Bien sûr, on arrive aujourd’hui plus facilement à vivre en relation libre sans attiser la colère du législateur ou du moralisateur. Le concubinage est entré dans les mœurs et perd progressivement son aspect condamnable ou revendicatif. On commence lentement à tolérer l’existence de couples homosexuels. Mais il reste que les choses sont loin d’être aussi simples qu’elles le sont de prime abord.
Ce n’est pas d’hier qu’une remise en question de la norme monogamique se fait sentir. Seulement, nous vivons dans un système patriarcal, avec des mécanismes et des croyances qui nous façonnent tous (à divers degrés). Ce n’est pas parce que l’on découvre et que l’on réalise ces différentes possibilités amoureuses que ces mécanismes et ces croyances se volatilisent comme par magie. La pensée monogame hétéronormative est ancrée dans notre mode de pensée. Remettre en question des modèles de pensée aussi puissants que ceux de l’église, les mêmes qui ont pris le contrôle de l’État, la justice, le pouvoir et les sciences pendant des siècles, sera loin, infiniment loin d’être chose aisée.
Il n’existe actuellement que très peu de recherches sur les relations polyamoureuses. La majorité des études menées jusqu’à présent semblent plus favorables à la monogamie.
La littérature foisonne d’écrits faisant ressortir les obstacles et les aspects négatifs que vivent les personnes qui n’adhèrent pas à la monogamie. Ce qui, par le fait même, finit par enlever beaucoup de richesse aux expériences positives des personnes polyamoureuses. En fait, la philosophie polyamoureuse et les relations libres en général représentent un « danger » pour le modèle relationnel le plus répandu dans les sociétés humaines : une monogamie enchevêtrée dans le capitalisme et le patriarcat. Ce qui explique d’ailleurs la quasi-absence d’études sur le sujet, ainsi que sur la parentalité polyamoureuse, configuration qui ébranle le modèle de la famille nucléaire.
L’activité sexuelle et le cadre amoureux doivent demeurer unitaires sans quoi l’assise de leur pouvoir risque d’être grandement ébranlée. De plus, remettre en cause ces idéaux ouvre potentiellement la porte à une remise en question de plusieurs dogmes et autres questions fondamentales. Quels seraient donc les avantages pour l’Église à encourager et normaliser ces concepts ?
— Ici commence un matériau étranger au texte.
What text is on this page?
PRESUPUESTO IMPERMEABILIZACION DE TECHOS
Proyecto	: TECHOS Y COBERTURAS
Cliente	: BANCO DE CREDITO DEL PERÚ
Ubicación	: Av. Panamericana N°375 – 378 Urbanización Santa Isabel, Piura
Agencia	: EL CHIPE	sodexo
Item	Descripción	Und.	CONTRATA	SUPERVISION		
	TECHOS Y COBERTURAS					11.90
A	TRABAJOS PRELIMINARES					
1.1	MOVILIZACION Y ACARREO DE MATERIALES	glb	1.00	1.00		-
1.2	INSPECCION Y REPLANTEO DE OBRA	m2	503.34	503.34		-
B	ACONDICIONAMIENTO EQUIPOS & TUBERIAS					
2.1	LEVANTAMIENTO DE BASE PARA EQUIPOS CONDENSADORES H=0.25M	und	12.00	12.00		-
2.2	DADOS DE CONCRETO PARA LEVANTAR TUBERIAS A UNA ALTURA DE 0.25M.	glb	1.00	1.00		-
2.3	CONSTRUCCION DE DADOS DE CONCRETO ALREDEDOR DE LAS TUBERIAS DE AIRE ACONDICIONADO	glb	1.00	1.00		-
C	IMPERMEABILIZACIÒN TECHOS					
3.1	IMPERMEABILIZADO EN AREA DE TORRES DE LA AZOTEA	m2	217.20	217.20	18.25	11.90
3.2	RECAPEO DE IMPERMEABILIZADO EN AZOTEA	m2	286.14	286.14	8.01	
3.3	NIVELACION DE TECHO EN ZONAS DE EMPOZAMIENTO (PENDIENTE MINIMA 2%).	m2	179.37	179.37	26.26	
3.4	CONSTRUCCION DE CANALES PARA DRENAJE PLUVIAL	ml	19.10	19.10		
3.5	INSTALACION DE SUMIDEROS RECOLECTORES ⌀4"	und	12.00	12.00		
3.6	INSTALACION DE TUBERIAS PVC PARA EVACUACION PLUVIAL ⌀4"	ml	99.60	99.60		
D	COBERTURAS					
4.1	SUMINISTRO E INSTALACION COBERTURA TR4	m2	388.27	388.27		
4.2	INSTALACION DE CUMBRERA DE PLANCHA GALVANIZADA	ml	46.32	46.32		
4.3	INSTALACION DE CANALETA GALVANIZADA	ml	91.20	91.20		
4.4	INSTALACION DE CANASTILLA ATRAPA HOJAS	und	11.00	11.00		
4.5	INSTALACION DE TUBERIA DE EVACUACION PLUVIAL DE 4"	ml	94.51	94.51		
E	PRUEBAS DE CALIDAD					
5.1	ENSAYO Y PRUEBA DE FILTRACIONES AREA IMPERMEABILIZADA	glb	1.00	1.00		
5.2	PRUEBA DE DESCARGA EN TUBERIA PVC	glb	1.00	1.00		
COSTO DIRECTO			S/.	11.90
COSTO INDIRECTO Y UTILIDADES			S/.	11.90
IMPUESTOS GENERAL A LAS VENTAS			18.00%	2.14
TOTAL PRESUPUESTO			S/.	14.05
Libertinage, non-monogamie, polyamour, amour libre ; les relations libres ont tendance à être stigmatisées et ont rarement été associées à une vie vertueuse au cours de l’histoire. La chasteté et la fidélité, voilà les assises de l’amour. Bien que cette représentation soit d’un esthétisme incontestable, elle ne représente qu’une fraction de la réalité. Je crois qu’il y a en fait de multiples façons de vivre sainement nos relations interpersonnelles. Dire que tout le monde appréhende l’amour et la sexualité de la même façon équivaut à croire que nous avons tous la même personnalité, les mêmes fantasmes, les mêmes désirs et aspirations.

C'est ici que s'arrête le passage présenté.